UONI 13/55 elektroden, gebruikt voor het verbinden van metaal, waarbij hogere plasticiteit en sterkte-eigenschappen vereist zijn van de las in moeilijke weersomstandigheden. Ze zijn bijzonder geschikt voor het lassen van verantwoorde constructies die onder dynamische belasting werken bij negatieve temperaturen tot -40C. Ze zijn geschikt voor het lassen van metaal met een dikte van 3 tot 30 mm. De elektroden zijn ontworpen voor het lassen van koolstof- en ongelegeerd staal, bijvoorbeeld in de scheepsbouwindustrie. Ze kunnen worden gebruikt voor het verwijderen van gietmoeilijkheden. De elektroden zijn geschikt voor het lassen in alle ruimtelijke posities behalve top-down.

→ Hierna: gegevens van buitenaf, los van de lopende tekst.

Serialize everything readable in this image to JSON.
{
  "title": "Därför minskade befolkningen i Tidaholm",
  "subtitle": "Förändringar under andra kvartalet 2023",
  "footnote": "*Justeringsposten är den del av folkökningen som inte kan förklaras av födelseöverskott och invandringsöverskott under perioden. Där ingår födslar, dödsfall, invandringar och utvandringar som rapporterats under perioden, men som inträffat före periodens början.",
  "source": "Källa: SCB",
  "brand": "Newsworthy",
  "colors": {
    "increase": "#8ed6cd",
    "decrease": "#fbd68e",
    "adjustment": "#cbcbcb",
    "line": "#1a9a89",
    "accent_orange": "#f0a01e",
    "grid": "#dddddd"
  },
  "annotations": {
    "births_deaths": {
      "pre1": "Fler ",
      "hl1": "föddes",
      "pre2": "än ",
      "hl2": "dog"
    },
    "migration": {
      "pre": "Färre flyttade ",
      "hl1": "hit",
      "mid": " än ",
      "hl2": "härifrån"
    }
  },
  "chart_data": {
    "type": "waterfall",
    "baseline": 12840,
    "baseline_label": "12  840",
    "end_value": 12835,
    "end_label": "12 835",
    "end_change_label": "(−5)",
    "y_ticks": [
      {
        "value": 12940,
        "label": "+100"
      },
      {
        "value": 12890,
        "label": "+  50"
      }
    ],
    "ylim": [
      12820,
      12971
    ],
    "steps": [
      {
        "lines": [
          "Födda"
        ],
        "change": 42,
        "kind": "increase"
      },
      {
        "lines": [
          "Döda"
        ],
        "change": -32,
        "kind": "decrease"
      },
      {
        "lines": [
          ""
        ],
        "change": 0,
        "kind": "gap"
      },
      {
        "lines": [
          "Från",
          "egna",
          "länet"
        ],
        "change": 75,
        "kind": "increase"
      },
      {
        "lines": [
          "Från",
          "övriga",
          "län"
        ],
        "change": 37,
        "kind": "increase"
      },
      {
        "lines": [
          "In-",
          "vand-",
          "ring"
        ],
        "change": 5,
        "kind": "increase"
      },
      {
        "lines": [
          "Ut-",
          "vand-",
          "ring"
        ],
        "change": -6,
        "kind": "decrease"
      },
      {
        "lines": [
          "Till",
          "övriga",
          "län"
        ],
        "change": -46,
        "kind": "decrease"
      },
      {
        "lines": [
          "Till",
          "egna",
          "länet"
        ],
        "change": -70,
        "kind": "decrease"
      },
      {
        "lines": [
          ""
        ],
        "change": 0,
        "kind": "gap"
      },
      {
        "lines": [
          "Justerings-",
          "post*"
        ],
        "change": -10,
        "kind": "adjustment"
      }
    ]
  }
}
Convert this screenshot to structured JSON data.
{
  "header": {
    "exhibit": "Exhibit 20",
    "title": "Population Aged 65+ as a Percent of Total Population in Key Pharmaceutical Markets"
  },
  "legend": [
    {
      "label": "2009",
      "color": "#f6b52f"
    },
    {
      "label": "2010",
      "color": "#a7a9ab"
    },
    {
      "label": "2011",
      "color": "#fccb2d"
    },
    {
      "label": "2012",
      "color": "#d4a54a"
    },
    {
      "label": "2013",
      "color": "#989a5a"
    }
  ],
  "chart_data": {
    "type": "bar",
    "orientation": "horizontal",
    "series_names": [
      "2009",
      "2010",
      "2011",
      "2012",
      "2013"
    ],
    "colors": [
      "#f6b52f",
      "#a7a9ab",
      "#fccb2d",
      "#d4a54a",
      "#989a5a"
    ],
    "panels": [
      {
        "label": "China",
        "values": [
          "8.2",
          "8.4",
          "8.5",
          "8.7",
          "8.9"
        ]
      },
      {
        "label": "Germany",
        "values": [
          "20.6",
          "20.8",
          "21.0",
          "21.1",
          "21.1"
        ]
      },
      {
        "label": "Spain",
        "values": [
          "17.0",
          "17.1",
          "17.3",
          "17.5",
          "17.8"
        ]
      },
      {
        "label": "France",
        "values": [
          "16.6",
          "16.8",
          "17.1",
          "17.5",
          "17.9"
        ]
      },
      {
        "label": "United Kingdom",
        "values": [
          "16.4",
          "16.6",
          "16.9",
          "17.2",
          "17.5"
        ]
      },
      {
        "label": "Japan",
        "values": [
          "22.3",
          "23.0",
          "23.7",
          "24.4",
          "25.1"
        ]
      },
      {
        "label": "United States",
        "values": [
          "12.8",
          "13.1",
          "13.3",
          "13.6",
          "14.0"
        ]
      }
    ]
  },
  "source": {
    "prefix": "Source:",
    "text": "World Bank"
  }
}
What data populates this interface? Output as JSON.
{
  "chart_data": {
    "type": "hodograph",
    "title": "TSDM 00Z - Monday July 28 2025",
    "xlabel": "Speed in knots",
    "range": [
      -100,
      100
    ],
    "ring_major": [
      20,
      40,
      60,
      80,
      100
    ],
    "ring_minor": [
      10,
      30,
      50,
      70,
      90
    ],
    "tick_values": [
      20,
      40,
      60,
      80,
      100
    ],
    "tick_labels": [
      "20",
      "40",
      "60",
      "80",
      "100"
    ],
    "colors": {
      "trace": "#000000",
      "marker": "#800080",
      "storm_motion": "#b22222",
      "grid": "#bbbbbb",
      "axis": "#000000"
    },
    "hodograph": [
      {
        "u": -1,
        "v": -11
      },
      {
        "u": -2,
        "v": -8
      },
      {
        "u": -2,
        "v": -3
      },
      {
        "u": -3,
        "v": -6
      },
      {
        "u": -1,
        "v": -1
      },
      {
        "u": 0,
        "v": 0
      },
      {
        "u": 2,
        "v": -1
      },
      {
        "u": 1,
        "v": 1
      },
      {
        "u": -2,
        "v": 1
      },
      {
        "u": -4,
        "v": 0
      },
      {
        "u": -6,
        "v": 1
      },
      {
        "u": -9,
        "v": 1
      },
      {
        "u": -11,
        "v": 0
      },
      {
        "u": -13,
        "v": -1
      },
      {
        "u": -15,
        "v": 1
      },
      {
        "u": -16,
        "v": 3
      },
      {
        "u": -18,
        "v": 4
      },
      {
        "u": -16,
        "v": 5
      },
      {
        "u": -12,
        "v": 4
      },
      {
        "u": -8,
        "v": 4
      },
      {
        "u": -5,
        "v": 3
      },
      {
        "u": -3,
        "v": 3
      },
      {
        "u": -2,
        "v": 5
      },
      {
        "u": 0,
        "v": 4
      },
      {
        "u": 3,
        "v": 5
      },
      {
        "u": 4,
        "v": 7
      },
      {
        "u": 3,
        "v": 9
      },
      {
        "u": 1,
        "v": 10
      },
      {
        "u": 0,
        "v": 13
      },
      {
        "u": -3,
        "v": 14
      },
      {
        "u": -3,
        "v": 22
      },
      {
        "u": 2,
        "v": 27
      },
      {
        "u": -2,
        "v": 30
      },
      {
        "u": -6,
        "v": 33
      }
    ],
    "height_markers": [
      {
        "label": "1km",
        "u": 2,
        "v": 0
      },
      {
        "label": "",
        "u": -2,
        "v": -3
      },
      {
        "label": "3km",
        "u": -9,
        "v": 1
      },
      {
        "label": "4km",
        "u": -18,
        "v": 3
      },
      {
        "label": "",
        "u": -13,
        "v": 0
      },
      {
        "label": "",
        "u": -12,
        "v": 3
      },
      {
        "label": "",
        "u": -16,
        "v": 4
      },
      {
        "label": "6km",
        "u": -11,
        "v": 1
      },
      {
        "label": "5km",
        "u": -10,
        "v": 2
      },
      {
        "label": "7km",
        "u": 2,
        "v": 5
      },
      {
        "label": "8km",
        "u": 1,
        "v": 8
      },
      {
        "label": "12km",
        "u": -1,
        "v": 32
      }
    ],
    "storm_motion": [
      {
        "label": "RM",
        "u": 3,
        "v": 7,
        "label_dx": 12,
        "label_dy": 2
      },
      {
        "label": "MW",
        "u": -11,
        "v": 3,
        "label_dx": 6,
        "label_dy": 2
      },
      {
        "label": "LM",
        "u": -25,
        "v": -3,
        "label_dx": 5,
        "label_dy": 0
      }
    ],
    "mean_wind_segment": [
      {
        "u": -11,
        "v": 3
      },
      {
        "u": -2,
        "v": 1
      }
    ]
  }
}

CL 11 elektroden zijn ontworpen voor het lassen van corrosiebestendige chroom-nikkel-staalproducten die in zware omstandigheden werken bij temperaturen tot 400°C, wanneer metalen lassen nodig zijn om te voldoen aan strenge interkristallijne corrosiecontrole-eisen. De elektroden zijn geschikt voor het lassen in alle ruimtelijke posities behalve top-down.
OZL – 8 elektroden, gebruikt voor het lassen van chroom-nikkel-staalproducten die bestand zijn tegen corrosie en die onder moeilijke omstandigheden werken, wanneer de metalen las aan strenge eisen voor de bestrijding van interkristallijne corrosie moet voldoen. De elektroden zijn geschikt voor het lassen in alle ruimtelijke posities behalve top-down.
Er zijn veel bedrijven op de markt die MIG / MAG lasdraad produceren. De keuze van de lasdraad voor MIG/MAG lasmachines zal afhangen van de dikte van het materiaal en de laspositie, de meest populaire zijn draden met een diameter van 0,6 mm; 0,8 mm; 1,0 mm; 1,2 mm; 1,6 mm; 2,0 mm. Als we dikkere elementen lassen, moet de diameter van de draad groter zijn, kleinere diameters geven ons een grotere dichtheid en diepte van het smelten.